I suppose for me it is/was not so much one thing or another, but rather a bit of everything. I’ll admit, I started learning expecting it to be quite similar to Python, but as Owen has pointed out, it’s closer to C++/Rust/systems programming languages but “wears a snakeskin jacket”. So, perhaps for newcomers it’s better to approach it as a new language rather than a “superset of Python”. There are a number of (growing) discrepancies that you need to know about via docs/examples/etc. These range from fairly obvious to more obscure if you don’t keep up with things (ex: List not being able to have mixed types, setting a List to a new variable always performing a deep copy, upcoming changes to Int making division return Int instead of Float). Beyond the slight discrepancies with Python, newcomers from Python really need to get a grasp of a whole slew of new programming paradigms just to be able to code up more than a few lines:
- The strict type system and generics
- Traits and how they interact with the strict type system
- Origins/lifetimes and how they interact with the strict type system
comptime values and parameters, and how they interact with and enhance/limit runtime calculations
This is before getting into features that either are very new or not yet fully implemented such as linear types, how concurrency is handled, etc. The Game of Life intro was nice, but didn’t really introduce any of these concepts, at least not at the time I went through it.
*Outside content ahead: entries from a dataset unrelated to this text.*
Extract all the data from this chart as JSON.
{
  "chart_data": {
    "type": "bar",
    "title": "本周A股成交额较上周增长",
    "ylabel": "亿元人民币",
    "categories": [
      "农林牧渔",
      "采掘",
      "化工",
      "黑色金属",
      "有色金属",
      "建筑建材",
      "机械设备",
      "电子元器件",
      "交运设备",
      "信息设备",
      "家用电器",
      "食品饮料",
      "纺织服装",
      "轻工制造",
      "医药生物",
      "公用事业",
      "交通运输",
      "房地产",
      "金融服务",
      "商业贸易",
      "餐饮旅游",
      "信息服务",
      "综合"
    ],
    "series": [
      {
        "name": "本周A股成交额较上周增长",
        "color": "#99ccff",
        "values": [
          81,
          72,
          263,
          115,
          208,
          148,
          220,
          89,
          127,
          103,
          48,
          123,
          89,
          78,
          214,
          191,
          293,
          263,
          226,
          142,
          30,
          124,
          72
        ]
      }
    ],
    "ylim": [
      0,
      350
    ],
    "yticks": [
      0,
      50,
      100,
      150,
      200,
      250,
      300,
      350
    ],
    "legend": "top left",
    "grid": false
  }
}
And as far as intros, I’m probably the odd one out on this one, but I didn’t find the GPU programming tutorial as helpful as others made it seem, certainly not the first 10 or so that felt like “can you use 2D numpy indexes and understand what the corresponding index would be if you called .flatten().” I was hoping for more emphasis on/explanation of other fundamental Mojo/Max things like “what’s this whole stack_allocation thing”, “why is there dtype, DType, and then Scalar[dtype] and what’s the difference”, “what if I want some of these comptime values to be runtime instead”, “why are we using UnsafePointer here and not Pointer”, "why are we using MutAnyOrigin, “why can’t we call kernels within other kernels like normal functions”, etc. There are a couple of custom ops examples near the end for using pytorch tensors that are close, but I really was expecting to see a “here’s how you put your numpy array through a GPU kernel”, “here’s the ‘equivalent’ array container/data structure that it’s converted to in Mojo”, and “here’s how to manipulate that data structure”.
Finally, on the “playing around” and debugging side of things, this is where there I probably had the most frustration. I use/used the Mojo extension for VS Code which seems to constantly have issues (though has greatly improved) with crashing and/or giving completely wrong errors. Many of the errors that I come across are relatively vague, cryptic, or confusing for new learners. It takes a bit to get used to Mojo’s ASAP destruction, so I tried to opt for printing out values, but the majority of which don’t conform to the Writable trait so it’s been incredibly frustrating trying to just prove to myself that the things were what I thought they were, see what methods/attributes are available to a struct (without just opening a separate window to the API docs), etc. This was a bit of a shock coming from Python where you can print almost everything as a “poor man’s debugger”. This combined with the lack of a native plotting/graphing library has made “sandbox learning” quite difficult.